Diabetes mellitus (DM) is a chronic metabolic disorder that leads to severe complications and continues to increase in prevalence worldwide. Although Lagerstroemia speciosa is a well-recognized antidiabetic medicinal plant, most in silico studies have focused exclusively on its major constituent, leaving the antidiabetic potential of its other phytochemicals largely unexplored. This study investigated the multi-target antidiabetic potential of phytochemicals derived from L. speciosa leaves using an in silico approach targeting three key enzymes: aldose reductase, glucokinase, and glycogen synthase kinase 3-beta (GSK3-β). A total of 62 compounds were screened by molecular docking with AutoDock Vina, followed by toxicity predictions using ProTox-II and ToxTree. The top ligand for each target, kaempferol (aldose reductase), gallic acid (glucokinase), and stigmasterol (GSK3-β), was selected for further evaluation through molecular dynamics simulations using GROMACS 2016.3 for 100 ns. Structural and interaction stability were assessed through RMSD, RMSF, SASA, radius of gyration (Rg), and radial distribution function (RDF) analyses. Binding free energies were calculated using the MM/PBSA method via g_mmpbsa. The results indicated that stigmasterol exhibited the most favorable MM/PBSA binding free energy (–133.377 kJ/mol), followed by kaempferol (–65.714 kJ/mol) and gallic acid (–45.629 kJ/mol).

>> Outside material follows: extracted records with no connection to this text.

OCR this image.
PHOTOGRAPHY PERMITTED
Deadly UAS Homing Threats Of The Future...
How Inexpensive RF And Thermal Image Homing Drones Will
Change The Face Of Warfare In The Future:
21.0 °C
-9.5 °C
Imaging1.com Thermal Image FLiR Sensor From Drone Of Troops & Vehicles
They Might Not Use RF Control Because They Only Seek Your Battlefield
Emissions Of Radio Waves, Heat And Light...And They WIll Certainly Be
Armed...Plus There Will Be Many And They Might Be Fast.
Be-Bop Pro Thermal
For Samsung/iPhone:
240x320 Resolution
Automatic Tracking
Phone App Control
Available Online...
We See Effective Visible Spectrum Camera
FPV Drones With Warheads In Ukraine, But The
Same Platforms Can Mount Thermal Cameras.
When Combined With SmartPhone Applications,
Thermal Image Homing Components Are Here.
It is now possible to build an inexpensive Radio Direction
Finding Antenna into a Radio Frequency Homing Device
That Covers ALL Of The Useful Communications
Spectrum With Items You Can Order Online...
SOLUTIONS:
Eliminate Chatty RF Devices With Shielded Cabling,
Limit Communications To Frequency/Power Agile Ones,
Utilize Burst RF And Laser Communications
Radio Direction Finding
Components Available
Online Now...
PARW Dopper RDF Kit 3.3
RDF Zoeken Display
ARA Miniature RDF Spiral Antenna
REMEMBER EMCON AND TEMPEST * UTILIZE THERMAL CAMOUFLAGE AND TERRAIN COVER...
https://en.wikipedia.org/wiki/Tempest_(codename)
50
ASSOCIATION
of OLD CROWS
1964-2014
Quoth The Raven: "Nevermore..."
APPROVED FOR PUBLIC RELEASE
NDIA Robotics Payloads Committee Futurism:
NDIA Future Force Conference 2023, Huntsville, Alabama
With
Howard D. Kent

However, this favorable energy was dominated by nonspecific van der Waals contributions, consistent with the diffuse interaction patterns and low hydrogen-bond occupancy (4.24%) for stigmasterol. Kaempferol exhibited the highest hydrogen-bond occupancy (64.38%), indicating a stable, consistent interaction with its target enzyme. Rg and RDF analyses confirmed the compactness and specific atomic interactions of the kaempferol and gallic acid complexes.